Currently, 99 percent of Canada’s crude exports go to the U.S., a figure that Prime Minister Stephen Harper wants to reduce in his bid to make Canada a “superpower” in global oil markets.
“The energy superpower vision of the prime minister can’t be realized if we can’t get the product to market,” said Portland Investment Counsel fund manager James Cole, who oversees C$600 million ($590 million) at Portland Investment Counsel in Calgary and owns shares in Suncor Energy Inc. (SU)
Canada accounts for more than 90 percent of all proven reserves outside of the Organization of Petroleum Exporting Countries, according to data compiled in the BP Statistical Review of World Energy. Most of Canada’s crude is produced from oil-sands deposits in the landlocked province of Alberta, where output is expected to double over the next eight years, according to the Canadian Association of Petroleum Producers.

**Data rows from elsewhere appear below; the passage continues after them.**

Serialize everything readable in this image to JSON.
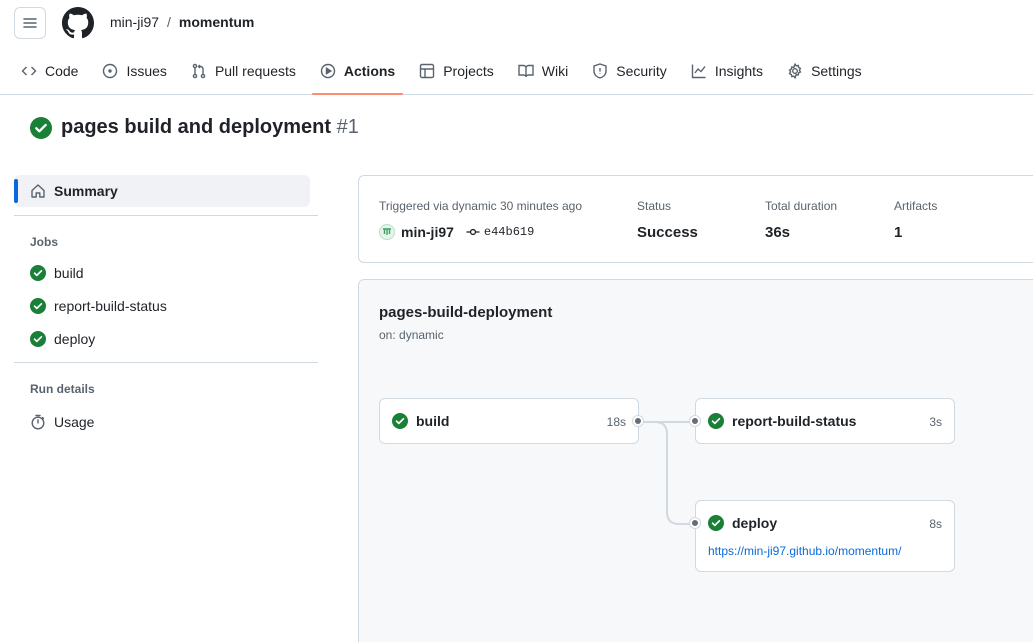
{
  "header": {
    "owner": "min-ji97",
    "separator": "/",
    "repo": "momentum"
  },
  "tabs": [
    {
      "label": "Code",
      "icon": "code-icon"
    },
    {
      "label": "Issues",
      "icon": "issue-icon"
    },
    {
      "label": "Pull requests",
      "icon": "pull-request-icon"
    },
    {
      "label": "Actions",
      "icon": "play-icon",
      "active": true
    },
    {
      "label": "Projects",
      "icon": "table-icon"
    },
    {
      "label": "Wiki",
      "icon": "book-icon"
    },
    {
      "label": "Security",
      "icon": "shield-icon"
    },
    {
      "label": "Insights",
      "icon": "graph-icon"
    },
    {
      "label": "Settings",
      "icon": "gear-icon"
    }
  ],
  "run": {
    "title": "pages build and deployment",
    "number": "#1"
  },
  "sidebar": {
    "summary_label": "Summary",
    "jobs_heading": "Jobs",
    "jobs": [
      "build",
      "report-build-status",
      "deploy"
    ],
    "run_details_heading": "Run details",
    "usage_label": "Usage"
  },
  "summary": {
    "triggered_label": "Triggered via dynamic 30 minutes ago",
    "user": "min-ji97",
    "commit": "e44b619",
    "status_label": "Status",
    "status_value": "Success",
    "duration_label": "Total duration",
    "duration_value": "36s",
    "artifacts_label": "Artifacts",
    "artifacts_value": "1"
  },
  "workflow": {
    "name": "pages-build-deployment",
    "trigger": "on: dynamic",
    "jobs": {
      "build": {
        "name": "build",
        "duration": "18s"
      },
      "report": {
        "name": "report-build-status",
        "duration": "3s"
      },
      "deploy": {
        "name": "deploy",
        "duration": "8s",
        "url": "https://min-ji97.github.io/momentum/"
      }
    }
  },
  "colors": {
    "success": "#1a7f37",
    "accent": "#0969da",
    "tab_underline": "#fd8c73"
  }
}
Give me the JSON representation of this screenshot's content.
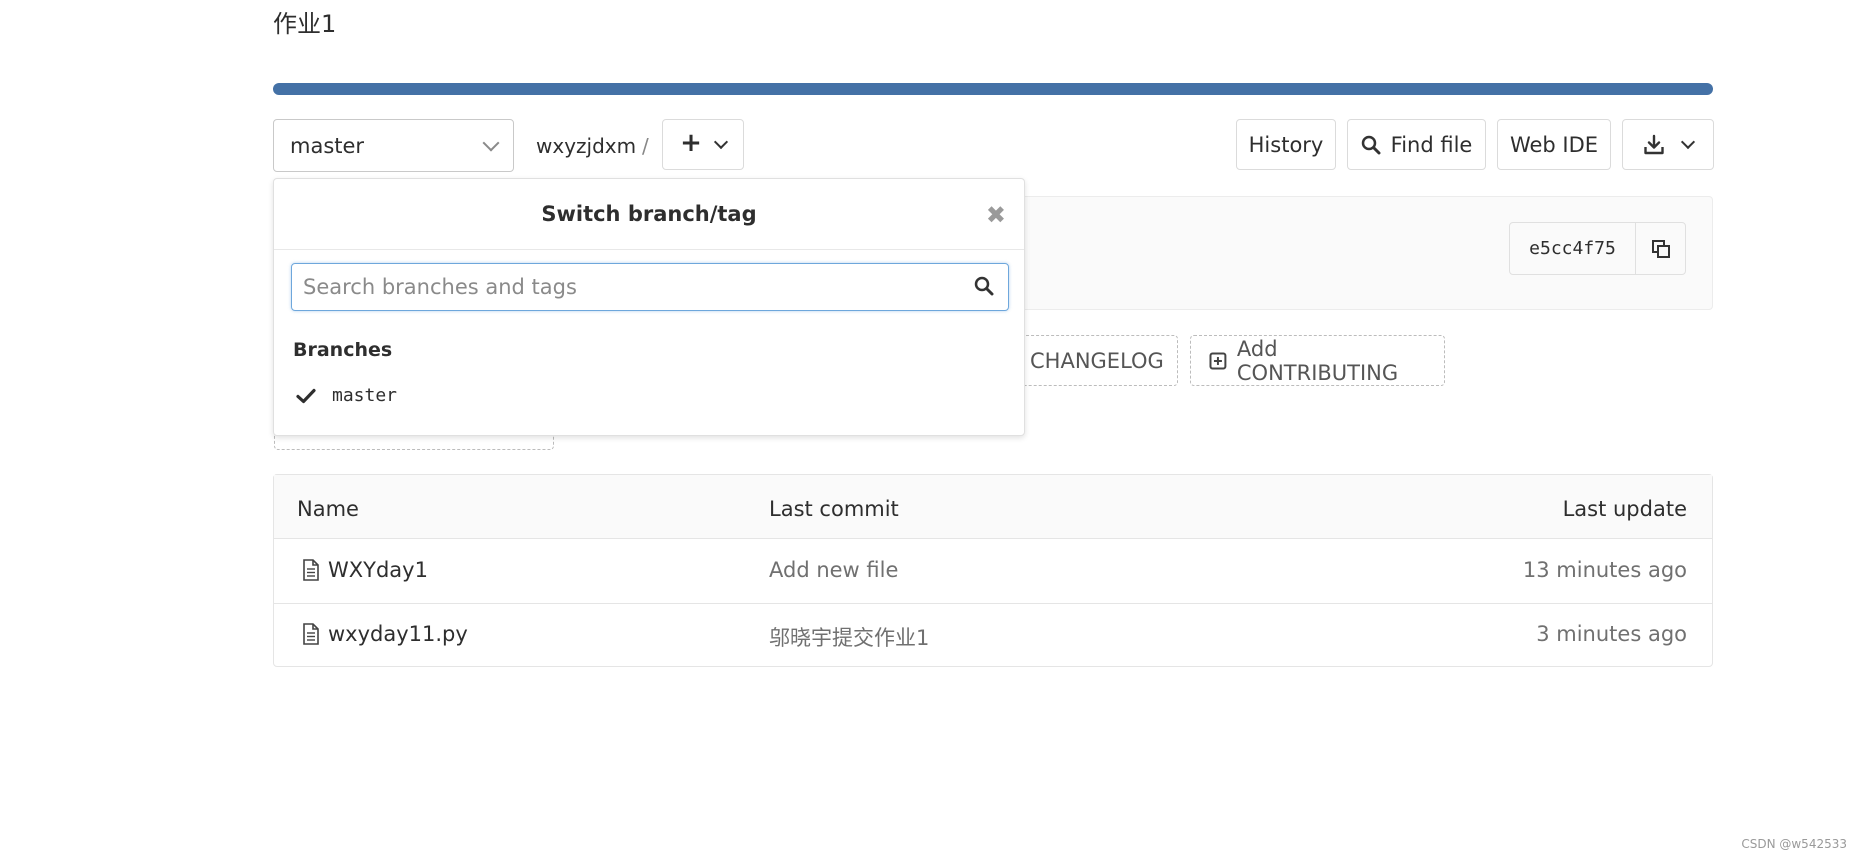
{
  "project": {
    "title": "作业1"
  },
  "toolbar": {
    "branch_selected": "master",
    "project_name": "wxyzjdxm",
    "path_separator": "/",
    "add_label": "+",
    "history_label": "History",
    "find_file_label": "Find file",
    "web_ide_label": "Web IDE"
  },
  "commit": {
    "sha": "e5cc4f75"
  },
  "quick_actions": {
    "changelog_label": "d CHANGELOG",
    "contributing_label": "Add CONTRIBUTING"
  },
  "branch_dropdown": {
    "title": "Switch branch/tag",
    "close_symbol": "✖",
    "search_placeholder": "Search branches and tags",
    "section_label": "Branches",
    "items": [
      {
        "label": "master",
        "selected": true
      }
    ]
  },
  "file_table": {
    "headers": {
      "name": "Name",
      "last_commit": "Last commit",
      "last_update": "Last update"
    },
    "rows": [
      {
        "name": "WXYday1",
        "commit": "Add new file",
        "updated": "13 minutes ago"
      },
      {
        "name": "wxyday11.py",
        "commit": "邬晓宇提交作业1",
        "updated": "3 minutes ago"
      }
    ]
  },
  "watermark": "CSDN @w542533",
  "colors": {
    "accent": "#4471a6",
    "focus": "#6ea7dc"
  }
}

Enbridge’s Northern Gateway pipeline, which would extend from Alberta to Kitimat, British Columbia, would require the lifting of a ban on coastal oil tankers. The ban is intended to protect one of the world’s last intact temperate rain forests from a spill such as Alaska’s 1989 Exxon Valdez.
“It’s no slam dunk that Northern Gateway will be approved, given vociferous opposition in parts of British Columbia,” Cole said.
Hearings by Canada’s energy regulator on Northern Gateway begin in January, with opposition lined up from native groups like the Saik’uz and Nakazdli nations as well as environmental organizations.
“We’ve seen enough from the tar sands,” said Fred Sams, the elected chief of the Nakazdli First Nation in Fort St. James, British Columbia, in an interview. “Better to leave it in the ground. There’s no benefit to us.”
Negotiations with native groups along the proposed Northern Gateway route are complicated by land claims between the province of British Columbia and natives, many of whom, including Sams’ Nakazdli nation, refuse to enter into talks until the province recognizes the historic claims to territory inhabited for hundreds of years.
Court Battle Seen
That kind of opposition means legal battles, said John Stephenson, who oversees about $2.5 billion as senior vice president and portfolio manager at First Asset Investment Management Inc. in Toronto.
“No matter what happens, it will end up in a Supreme Court challenge,” he said. “If Canada is serious about becoming an energy superpower, the federal government could push this through and stomp on some toes and say ‘we’re going to make it happen.’”
Further south of Enbridge’s route, Kinder Morgan wants to boost capacity on its TransMountain pipeline that terminates near downtown Vancouver and which would make use of the Burrard Inlet, a waterway that bisects Greater Vancouver.
The inlet is too narrow and shallow for the supertankers that would carry oil to China, said Gerald Graham, a maritime law consultant based in Victoria, British Columbia.
“You can’t get the largest oil tankers through the Burrard Inlet,” Graham said in an interview. “The boats you can get in and out of there would only be big enough to take down the coast to California.”
Other options to help reach Prime Minister Harper’s vision of Canada as an energy superpower include reversing an Enbridge pipeline to ship crude east, a plan by Enbridge to build a competing pipeline to Keystone XL called Wrangler or shipping oil by rail to terminals such as Arctic port of Churchill, Manitoba.
“The short-term solution if there’s someone who really needs to move crude would be the rail,” said First Asset Investment’s Stephenson. “It’s not Looney Tunes because it’s virtually immediate. You could get people to sign up for this.”
Meanwhile, oil-sands producers such as Suncor and Canadian Natural Resources Inc. are confident that the industry will find a solution.
“This industry is very inventive,” Chief Executive Rick George said on a Nov. 3 conference call with analysts. “We’ll get the crude to move around one way or another.”